Cancer Pain Treatment in Las Vegas and Henderson

The pain associated with cancer can be a difficult and unpleasant experience. However, pain management can help, so you do not have to suffer with pain while you receive treatment. With appropriate care, cancer pain can be controlled or eliminated completely.

How does the doctor measure pain?

There is no available test used to measure pain. The doctor uses special scales, visual aids, and detailed questioning techniques to assess and rate your cancer pain. A person’s pain tolerance varies from person to person, and the type and site of cancer determines the severity of pain.

How common is cancer pain?

According to many studies, around 90 percent of persons with advanced cancer report severe cancer pain. At least one-third of all cancer patients have some type of pain. The most common cause of cancer pain occurs with metastasis (spread) to the bones.

What causes pain related to cancer?

The type of cancer determines the source of the pain. If a tumor presses on organs or nerves, a person will experience pain. Cancer treatment also can be painful. Chemotherapy and radiation can produce serious side effects and discomfort. In addition, the stage of the cancer and extent of severity influences cancer pain. Common causes of cancer pain include:

  • Poor blood circulation
  • Tumor pressing on nerves, bone, or organ
  • Side effects to therapies
  • Stiffness due to inactivity
  • Infection or inflammation
  • Psychological responses due to tension, depression, and/or anxiety

What pain symptoms are associated with cancer?

Pain related to cancer can be dull (slow and mild), sharp (knife-like and intense), throbbing (pounding), intermittent (come and go), or continuous (all the time). In addition, if a tumor presses on nerves, neuropathic pain can be burning, stinging, tingling, and the patient can experience weakness and numbness of an extremity.

Which medicines are used to treat cancer pain?

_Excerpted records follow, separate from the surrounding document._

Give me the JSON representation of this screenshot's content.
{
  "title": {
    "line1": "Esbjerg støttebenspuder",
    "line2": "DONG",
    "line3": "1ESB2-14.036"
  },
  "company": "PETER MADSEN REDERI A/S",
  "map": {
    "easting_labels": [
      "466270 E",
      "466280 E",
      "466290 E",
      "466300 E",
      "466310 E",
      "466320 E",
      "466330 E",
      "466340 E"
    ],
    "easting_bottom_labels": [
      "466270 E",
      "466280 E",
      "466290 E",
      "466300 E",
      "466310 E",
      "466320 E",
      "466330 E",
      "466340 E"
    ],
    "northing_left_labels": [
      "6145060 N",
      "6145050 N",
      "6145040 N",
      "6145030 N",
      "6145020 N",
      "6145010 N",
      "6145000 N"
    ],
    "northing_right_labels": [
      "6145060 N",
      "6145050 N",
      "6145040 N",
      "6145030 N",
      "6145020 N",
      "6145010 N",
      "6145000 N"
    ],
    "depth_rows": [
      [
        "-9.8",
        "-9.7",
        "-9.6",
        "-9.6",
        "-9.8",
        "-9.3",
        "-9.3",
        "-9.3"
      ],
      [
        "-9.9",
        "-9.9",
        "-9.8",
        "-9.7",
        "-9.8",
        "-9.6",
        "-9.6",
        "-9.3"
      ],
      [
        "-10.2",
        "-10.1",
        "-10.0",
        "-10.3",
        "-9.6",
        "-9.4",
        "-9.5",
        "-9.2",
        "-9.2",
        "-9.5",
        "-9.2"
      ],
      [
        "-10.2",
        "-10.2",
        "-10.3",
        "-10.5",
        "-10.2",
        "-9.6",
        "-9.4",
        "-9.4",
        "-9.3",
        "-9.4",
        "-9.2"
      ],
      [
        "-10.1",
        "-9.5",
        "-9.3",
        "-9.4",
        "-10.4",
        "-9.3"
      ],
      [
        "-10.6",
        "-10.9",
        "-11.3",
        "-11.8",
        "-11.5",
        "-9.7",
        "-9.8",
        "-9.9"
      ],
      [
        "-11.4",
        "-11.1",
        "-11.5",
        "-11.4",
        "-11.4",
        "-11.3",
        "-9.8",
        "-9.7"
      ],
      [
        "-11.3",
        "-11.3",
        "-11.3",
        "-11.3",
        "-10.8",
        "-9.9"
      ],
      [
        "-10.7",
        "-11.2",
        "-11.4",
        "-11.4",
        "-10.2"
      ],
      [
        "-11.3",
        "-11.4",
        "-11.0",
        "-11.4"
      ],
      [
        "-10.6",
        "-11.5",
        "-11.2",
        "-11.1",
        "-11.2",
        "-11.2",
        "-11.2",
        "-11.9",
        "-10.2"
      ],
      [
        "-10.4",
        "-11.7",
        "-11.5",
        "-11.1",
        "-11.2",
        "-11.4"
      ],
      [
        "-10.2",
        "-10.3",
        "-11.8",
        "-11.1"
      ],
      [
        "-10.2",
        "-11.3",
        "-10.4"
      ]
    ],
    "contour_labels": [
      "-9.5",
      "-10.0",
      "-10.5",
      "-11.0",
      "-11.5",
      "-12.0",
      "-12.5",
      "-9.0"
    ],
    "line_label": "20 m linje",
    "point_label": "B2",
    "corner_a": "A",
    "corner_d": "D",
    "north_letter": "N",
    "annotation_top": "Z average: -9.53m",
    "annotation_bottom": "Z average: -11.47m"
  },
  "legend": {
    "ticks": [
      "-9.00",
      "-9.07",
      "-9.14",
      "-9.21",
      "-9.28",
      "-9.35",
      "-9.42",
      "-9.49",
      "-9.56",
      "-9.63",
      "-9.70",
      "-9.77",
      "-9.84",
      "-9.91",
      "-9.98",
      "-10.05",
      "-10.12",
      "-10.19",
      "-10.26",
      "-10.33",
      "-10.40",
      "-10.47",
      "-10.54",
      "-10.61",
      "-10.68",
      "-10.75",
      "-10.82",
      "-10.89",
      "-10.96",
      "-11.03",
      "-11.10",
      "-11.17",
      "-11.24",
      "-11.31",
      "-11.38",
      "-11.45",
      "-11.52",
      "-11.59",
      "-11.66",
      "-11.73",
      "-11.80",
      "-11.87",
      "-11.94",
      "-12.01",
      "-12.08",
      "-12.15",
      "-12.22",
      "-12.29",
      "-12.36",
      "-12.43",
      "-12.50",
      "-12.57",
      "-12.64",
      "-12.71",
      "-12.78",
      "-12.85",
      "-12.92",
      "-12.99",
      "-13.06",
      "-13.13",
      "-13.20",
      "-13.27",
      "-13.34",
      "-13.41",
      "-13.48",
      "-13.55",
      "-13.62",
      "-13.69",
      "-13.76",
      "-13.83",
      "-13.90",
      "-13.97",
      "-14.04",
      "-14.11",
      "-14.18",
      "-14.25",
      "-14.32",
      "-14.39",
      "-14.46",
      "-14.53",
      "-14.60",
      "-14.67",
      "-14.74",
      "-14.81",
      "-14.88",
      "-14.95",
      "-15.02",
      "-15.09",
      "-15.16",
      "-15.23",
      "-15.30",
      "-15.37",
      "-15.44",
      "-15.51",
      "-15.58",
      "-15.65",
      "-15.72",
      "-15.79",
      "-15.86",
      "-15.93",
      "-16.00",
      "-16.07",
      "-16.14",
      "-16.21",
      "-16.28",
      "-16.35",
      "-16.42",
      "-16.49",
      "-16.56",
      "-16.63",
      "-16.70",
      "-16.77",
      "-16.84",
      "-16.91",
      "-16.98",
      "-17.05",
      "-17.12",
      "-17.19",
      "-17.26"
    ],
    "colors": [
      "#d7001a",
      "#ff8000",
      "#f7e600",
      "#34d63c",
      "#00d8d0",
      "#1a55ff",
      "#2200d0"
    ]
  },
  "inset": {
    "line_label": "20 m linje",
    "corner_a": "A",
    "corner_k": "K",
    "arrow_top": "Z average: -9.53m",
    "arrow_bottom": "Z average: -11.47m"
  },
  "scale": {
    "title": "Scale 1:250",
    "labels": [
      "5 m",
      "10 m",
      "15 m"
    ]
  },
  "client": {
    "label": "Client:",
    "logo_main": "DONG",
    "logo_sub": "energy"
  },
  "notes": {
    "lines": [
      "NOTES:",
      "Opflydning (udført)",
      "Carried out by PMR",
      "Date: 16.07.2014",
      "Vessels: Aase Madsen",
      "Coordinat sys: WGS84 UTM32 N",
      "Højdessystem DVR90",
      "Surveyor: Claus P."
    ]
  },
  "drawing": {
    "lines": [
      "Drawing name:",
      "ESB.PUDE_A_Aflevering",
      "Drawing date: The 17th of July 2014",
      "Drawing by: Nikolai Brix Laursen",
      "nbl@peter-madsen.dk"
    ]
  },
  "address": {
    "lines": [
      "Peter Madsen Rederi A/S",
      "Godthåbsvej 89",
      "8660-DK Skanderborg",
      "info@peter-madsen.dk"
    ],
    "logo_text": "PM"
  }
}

The pain management specialist will often use a combination of medications to treat pain. The medication prescribed depends on the type of cancer, the severity of the pain, and the patient’s tolerance to the medications. Options include:

  • Anticonvulsants – For nerve-related pain, the doctor can prescribe gabapentin or carbamazepine.
  • Antidepressants – Drugs like nortriptyline and amitriptyline are used for nerve-related pain.
  • Topical agents – These items include Lidoderm (pain patch), capsaicin (topical cream), menthol, and camphor.
  • Narcotic analgesics – For severe pain, the doctor may prescribe oxycodone, hydrocodone, codeine, fentanyl, or hydromorphone.

How is cancer pain treated?

Other than medications, the pain specialist can use interventional pain techniques to control the patient’s pain. Treatment options include:

  • Celiac plexus block – This procedure is used to treat pain related to pelvic and abdominal cancer. The celiac plexus nerves supply the abdomen, and the doctor inserts a small needle near the nerves using x-ray guidance. A long-acting anesthetic is instilled onto the nerves. Based on a recent clinical study, this block has a 90% efficacy rate.

 

  • Superior hypogastric plexus block – The superior hypogastric plexus is a mass of nerves that supply the lower abdominal region. As with other nerve blocks, a needle is positioned near the nerves and an anesthetic is applied. According to a recent research report, the success rate of this block is 72%, with many patients reporting pain relief that lasted for up to six months.

 

  • Neurolysis – To destroy a portion of the nerves affected by the cancer, the doctor can inject a neurolytic agent onto the nerves. Phenol and alcohol are commonly used agents.

 

  • Radiofrequency ablation (RFA) – Radiofrequency energy can be applied to the painful nerves to destroy a portion of the nerve root and block pain. This treatment is used for long-term pain relief.

 

  • Patient-controlled analgesia (PCA) – Medication can be administered intravenously via a PCA pump. This device allows the patient to administer his/her own dose, controlling the frequency and amount of medication.

Resources

Kaufman M, Singh G, Das S, Concha-Parra R, Erber J, Micames C, & Gress F. (2010). Efficacy of endoscopic ultrasound-guided celiac plexus block and celiac plexus neurolysis for managing abdominal pain associated with chronic pancreatitis and pancreatic cancer. J Clin Gastrology, 44:127–134.

McGreevy K, Hurley RW, Erdek MA, Aner MM, Li S, & Cohen SP (2013).The effectiveness of repeat celiac plexus neurolysis for pancreatic cancer: a pilot study. Pain Practice,13, 89–95.

Plancarte R, de Leon-Casasola OA, El-Helealy M, et al.(1997). Neurolytic superior hypogastric plexus block for chronic pelvic pain associated with cancer. Reg Anesthesia, 22:562-568.